Now, if you are a guitar player who plays music in different tunings, this will come in quite handy, as these tuners will pick up any note and automatically go into that particular tuning.
A digital display will tell you whether the note is flat or sharp (too low or too high) and how close that note is to the next one in the scale. In addition, there will likely be a little arrow that lets you know whether you need to tune the string up or down.
Since chromatic tuners rely on batteries to function, you should keep a few spare batteries lying around, just in case the one on yours decides to quit at the worst possible moment.
Online Tuning Apps
One of the greatest things about cellphones and the internet is literally an app for just about anything, including tuning your guitar. These apps work pretty much like chromatic tuners, and some even have settings specifically for 12-string guitars.
These apps are available for Android and iPhone users. Remember that the apps will never be nearly as precise as an actual chromatic tuner. But, they will be close, which may be okay for practice.
But, if it comes down to ensuring your guitar is tuned and not embarrassing yourself while playing in front of others, it is probably best to stick with a real chromatic tuner. But, if you don’t have a chromatic tuner, an app will do the trick until you can get one.
Time to Start Tuning
Now we can get into the nitty-gritty of tuning your 12-string guitar. The six notes you will be tuning the strings to are as follows:
E A D G B E
If you are already an experienced guitar player, you already know this. However, if you are still in the learning stages, you may want to create an acronym to help you remember which strings are which.
You can use the same acronym with a 12-string guitar, and because each pair consists of the same note in different octaves, you won’t have to add any extra words. Try something like this:
Eat At Diners Get Bacon & Eggs (or any acronym that will work for you)

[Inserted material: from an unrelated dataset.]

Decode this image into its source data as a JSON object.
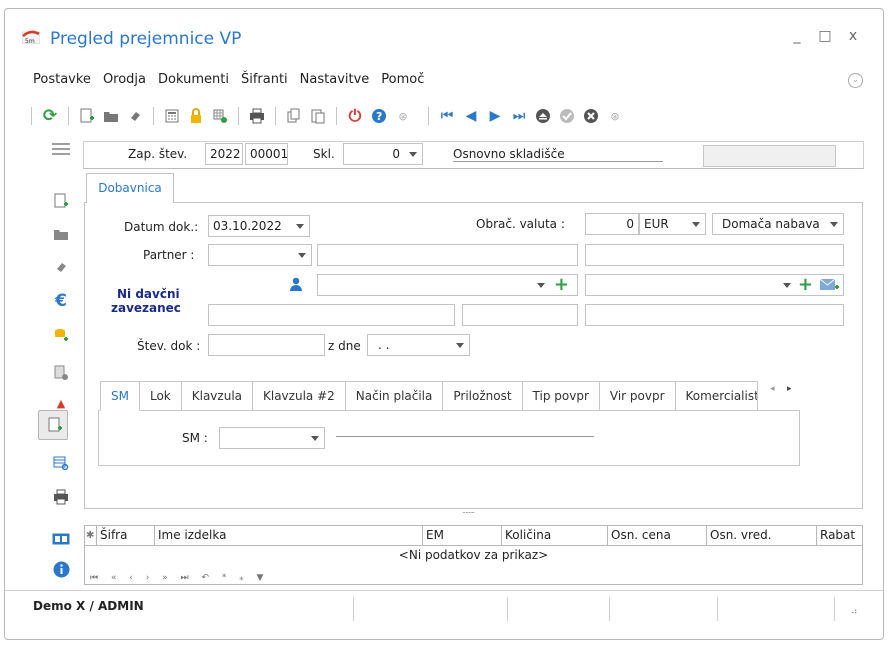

Earlier, we discussed how the top two sets of strings are the same thickness, while the other pairs have different thicknesses. Therefore, the notes are the same in each of the bottom four pairs of strings.
The only difference is the pitch, with each note being one octave apart. Again, this is because the strings are the same thickness as the top two pairs, and both strings are tuned to the same note and octave.
Tuning Each String to Perfection
If you are already used to tuning a six-string guitar, tuning your 12-string will be a piece of cake. Start with the bottom E, and work your way up to the top A in the following pattern:
EE AA DD GG BB EE
Tune the bottom E string to the correct note. The following string in the pair will also be an E, but one octave higher in pitch. Continue working this way until you get to the top B and E strings. Both B strings will need to be tuned to the same note and pitch and both E strings.
Tuning a 12-string guitar is as simple as tuning a six-string guitar, and it doesn’t take much more time to do it. Whenever possible, always use a chromatic tuner to ensure your guitars are perfectly tuned.